万历二十年(公元1592年)四月,釜山。
浓烈的晨雾弥漫在大海上,数米之外便看不清人影。釜山佥事郑拨正在绝影岛狩猎,直到下午浓雾才慢慢散去,这时他依稀地看见对马岛方向有一支庞大的舰队缓缓驶来,一阵凉意立刻涌上郑拨心头。在迅速返回釜山后,不祥之感得到了印证。远处的海面上,数不清的日本舰船涌向了釜山港,到了日落时分,日本人的舰船数量还在增加。郑拨知道,这些日本人绝对不是来进行贸易的。如此大规模的舰队,此行的目的可能只有一个——战争。
具有讽刺意味的是,在釜山周围的庆尚左水使朴泓、庆尚右水使元均、全罗左水使李舜臣基本上也是在同一时间得知了日本人来犯的消息,朴泓甚至在附近的母港机张详细统计了来犯日舰的数量。而他们指挥的是朝鲜水师的主力,共有一百五十艘板屋船,但在日本人登陆的第一时间内,全都没有发起攻击。此时的日本舰队也在进行一场豪赌,因为护航的舰队还在濑户内海集结,急躁的日本人赌自己可以在没有战舰护航的情况下,用运输舰和渔船就完成第一波兵力投送,这次运气站在了日本人这边,他们赌赢了。
朝鲜水师的不作为让庞大的日本舰队就像是“搬家”一样,花了整整一天时间陆续到达釜山,直到第二天的凌晨,承平日久的朝鲜人终于感觉到了恐怖的降临。
次日凌晨五点,在釜山城墙后边的朝鲜士兵看到了全身披甲的武士、身背弓箭手持长枪的士兵骑着战马,在佩戴着狰狞面具的高级武士的指挥下缓缓登陆。岸上的日本人越来越多,士兵开始列队。
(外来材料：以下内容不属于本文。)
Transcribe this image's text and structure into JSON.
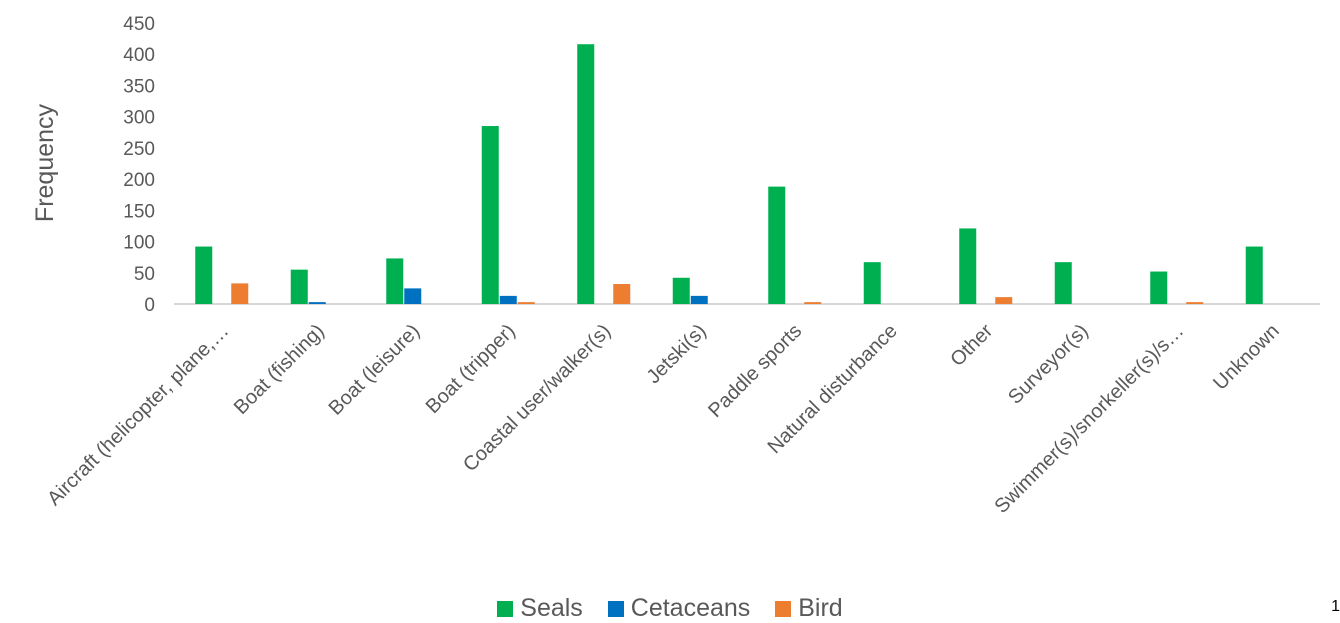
{
  "chart_data": {
    "type": "bar",
    "ylabel": "Frequency",
    "xlabel": "",
    "ylim": [
      0,
      450
    ],
    "ytick_step": 50,
    "yticks": [
      "0",
      "50",
      "100",
      "150",
      "200",
      "250",
      "300",
      "350",
      "400",
      "450"
    ],
    "grid": false,
    "legend_position": "bottom",
    "categories": [
      "Aircraft (helicopter, plane,…",
      "Boat (fishing)",
      "Boat (leisure)",
      "Boat (tripper)",
      "Coastal user/walker(s)",
      "Jetski(s)",
      "Paddle sports",
      "Natural disturbance",
      "Other",
      "Surveyor(s)",
      "Swimmer(s)/snorkeller(s)/s…",
      "Unknown"
    ],
    "series": [
      {
        "name": "Seals",
        "color": "#00B050",
        "values": [
          92,
          55,
          73,
          285,
          416,
          42,
          188,
          67,
          121,
          67,
          52,
          92
        ]
      },
      {
        "name": "Cetaceans",
        "color": "#0070C0",
        "values": [
          0,
          3,
          25,
          13,
          0,
          13,
          0,
          0,
          0,
          0,
          0,
          0
        ]
      },
      {
        "name": "Bird",
        "color": "#ED7D31",
        "values": [
          33,
          0,
          0,
          3,
          32,
          0,
          3,
          0,
          11,
          0,
          3,
          0
        ]
      }
    ]
  },
  "corner_mark": "1"
}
全军的色调以黑、红为主,黑色的是盔甲,而红色的是旗帜。
日本人开始分为两队,一队由一位骑着白马的武士领导,沿着海岸向西南行进数公里后在洛东江口的多大浦遭遇到了朝鲜守将多大浦佥使尹兴信,而这个骑白马的武士就是小西行长。另一队日本军队在小西行长的女婿宗义智的带领下直抵釜山,在城下与守将郑拨对峙。在这场登陆战中第一波到达朝鲜的日军共计18 700人,这支入侵朝鲜的第一军团更像是一支“十字军”,因为为首的将领除平户城主松浦镇信以外,小西行长、宗义智、有马晴信、大村喜前和五岛纯玄等大名全部笃信基督教。在到达釜山后,小西在试图以武力迫使朝鲜人投降无果的情况下,一度认为别无选择的战争是“基督之意”。相比朝鲜军队,日本人全副武装,除了传统的冷兵器,还携带了大量的“铁炮(火绳枪)”。
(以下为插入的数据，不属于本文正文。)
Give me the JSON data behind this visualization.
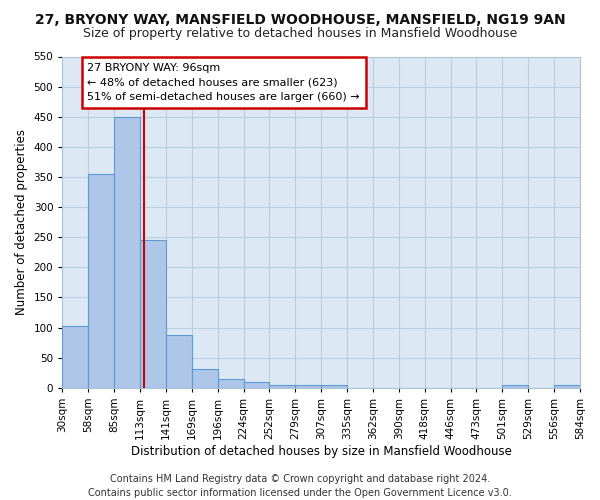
{
  "title": "27, BRYONY WAY, MANSFIELD WOODHOUSE, MANSFIELD, NG19 9AN",
  "subtitle": "Size of property relative to detached houses in Mansfield Woodhouse",
  "xlabel": "Distribution of detached houses by size in Mansfield Woodhouse",
  "ylabel": "Number of detached properties",
  "footer_line1": "Contains HM Land Registry data © Crown copyright and database right 2024.",
  "footer_line2": "Contains public sector information licensed under the Open Government Licence v3.0.",
  "annotation_line1": "27 BRYONY WAY: 96sqm",
  "annotation_line2": "← 48% of detached houses are smaller (623)",
  "annotation_line3": "51% of semi-detached houses are larger (660) →",
  "bar_values": [
    102,
    355,
    449,
    245,
    88,
    31,
    15,
    9,
    5,
    5,
    5,
    0,
    0,
    0,
    0,
    0,
    0,
    5,
    0,
    5
  ],
  "bin_labels": [
    "30sqm",
    "58sqm",
    "85sqm",
    "113sqm",
    "141sqm",
    "169sqm",
    "196sqm",
    "224sqm",
    "252sqm",
    "279sqm",
    "307sqm",
    "335sqm",
    "362sqm",
    "390sqm",
    "418sqm",
    "446sqm",
    "473sqm",
    "501sqm",
    "529sqm",
    "556sqm",
    "584sqm"
  ],
  "bar_color": "#aec6e8",
  "bar_edge_color": "#5b9bd5",
  "bar_edge_width": 0.8,
  "vline_x": 2.65,
  "vline_color": "#cc0000",
  "ylim": [
    0,
    550
  ],
  "yticks": [
    0,
    50,
    100,
    150,
    200,
    250,
    300,
    350,
    400,
    450,
    500,
    550
  ],
  "ax_background_color": "#dce9f5",
  "background_color": "#ffffff",
  "grid_color": "#b8cfe0",
  "annotation_box_color": "#ffffff",
  "annotation_box_edge": "#cc0000",
  "title_fontsize": 10,
  "subtitle_fontsize": 9,
  "axis_label_fontsize": 8.5,
  "tick_fontsize": 7.5,
  "annotation_fontsize": 8,
  "footer_fontsize": 7
}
而日本人的铁炮正是来自明朝最大的“汉奸”——王直,嘉靖二十二年,化名为“五峰”的王直造访种子岛,并带来了铁炮。这种武器从种子岛传入日本后被大量列装,这种当时最先进的轻型火器让织田信长在日本的战国时代异军突起。釜山一战的结果毫无悬念,多大浦很快陷落。日军吹响了进攻的法螺号之后,数百名釜山守军就立即被日本人射出的弹雨击中倒地。虽然守军一直奋战到箭矢耗尽,郑拨战死,但是釜山还是不可避免地陷落了。
釜山陷落后,日本人在城内展开了疯狂的屠杀,总共有八千多人被杀死。冲进城内的日本人见人就砍,甚至连猫狗都没能幸免。此时,就在东面不远的山顶上,庆尚左水使朴泓就像观看恐怖电影一般目睹了这一切,被吓傻的朴泓下令凿沉了朝鲜一百艘主力舰船,他这么做的理由是害怕战舰落入敌人之手。于是整个朝鲜舰队还没有参战就葬身大海,之后朴泓失魂落魄地逃向汉城。
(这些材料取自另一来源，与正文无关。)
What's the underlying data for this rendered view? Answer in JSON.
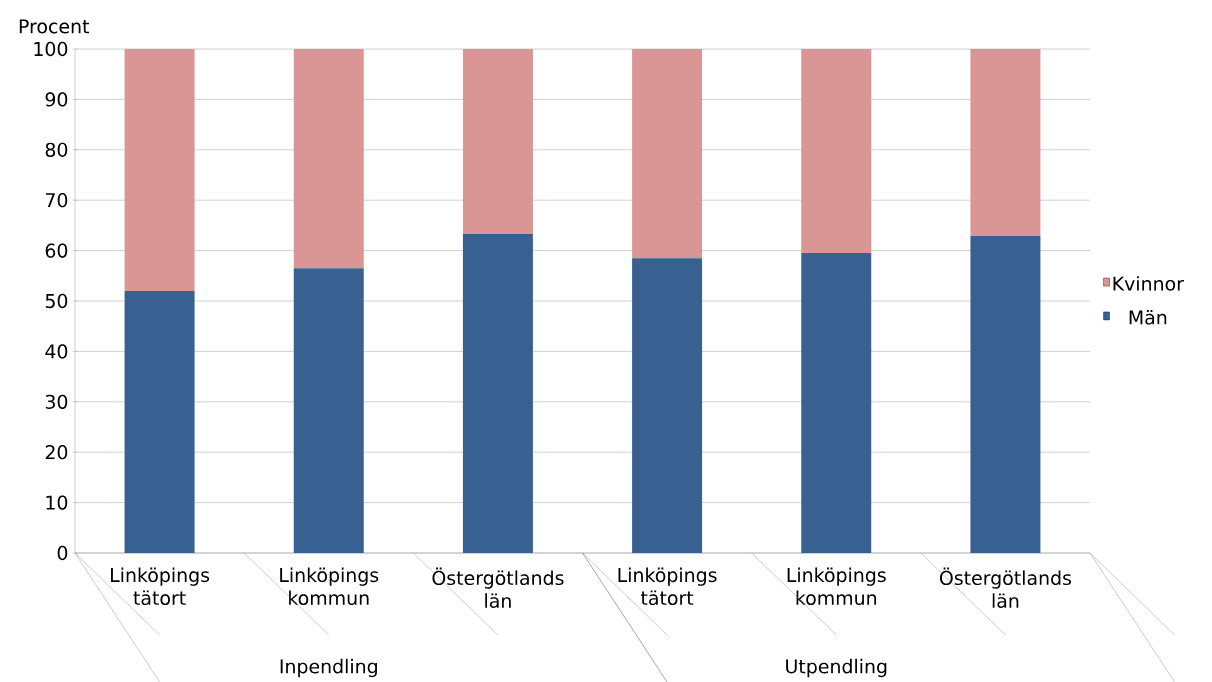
{
  "chart_data": {
    "type": "bar",
    "stacked": true,
    "ylabel": "Procent",
    "categories": [
      "Linköpings tätort",
      "Linköpings kommun",
      "Östergötlands län",
      "Linköpings tätort",
      "Linköpings kommun",
      "Östergötlands län"
    ],
    "series": [
      {
        "name": "Män",
        "color": "#386192",
        "values": [
          52,
          56.5,
          63.3,
          58.5,
          59.5,
          62.9
        ]
      },
      {
        "name": "Kvinnor",
        "color": "#d99694",
        "values": [
          48,
          43.5,
          36.7,
          41.5,
          40.5,
          37.1
        ]
      }
    ],
    "ylim": [
      0,
      100
    ],
    "yticks": [
      0,
      10,
      20,
      30,
      40,
      50,
      60,
      70,
      80,
      90,
      100
    ],
    "grid": "y",
    "legend": "right",
    "annotations": [
      "Inpendling",
      "Utpendling"
    ]
  }
}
日军的“釜山行”拉开了长达六年之久的明、朝“抗日战争”的序幕,这就是历史上对中、日、朝三国有着深远影响的“壬辰战争”。
让时间回到万历十三年,丰臣秀吉在这一年就任关白(相当于丞相),虽然还没有统一日本,但他已经启动入侵中国的计划了。这年9月,他在给自己部下的一封信里毫不掩饰地写道:“我不仅要统一日本,还要入唐(中国)。”更为疯狂的是丰臣秀吉的胃口还远不止“入唐”,南亚的印度、东南亚各国也在他的征服计划之中。而对朝鲜的侵略,从后来发生的事件来看只不过是个“意外”。对于征服亚洲这样的庞大计划来说,丰臣秀吉还是没有完全丧失理智的。他认为以日本的国力吃下这么大一块蛋糕肯定会撑死,于是他计划在对外侵略的过程中,主要由日本人作为军队的核心,在战争持续过程中要充分地借助被征服地区的武装进行协同作战,就是拉拢当地武装或者政府组成“伪军”。不得不说,丰臣秀吉的战略思维还是很清晰的,于是他多次派出使臣入朝,想让朝鲜加入进攻明朝的军团,并作为急先锋。公元1589年之前,釜山之战的指挥者之一宗义智还亲往朝鲜出使,带去了孔雀和火绳枪作为礼物。太平已久的朝鲜人对这个东西完全不感兴趣,竟然把日本人送来的“大杀器”全部存放在库房中,殊不知此时的日本军队已经装备了上万条的火绳枪。这一幕和几百年后清朝乾隆皇帝面对英国使团进贡先进火器时傲慢的态度何其相似。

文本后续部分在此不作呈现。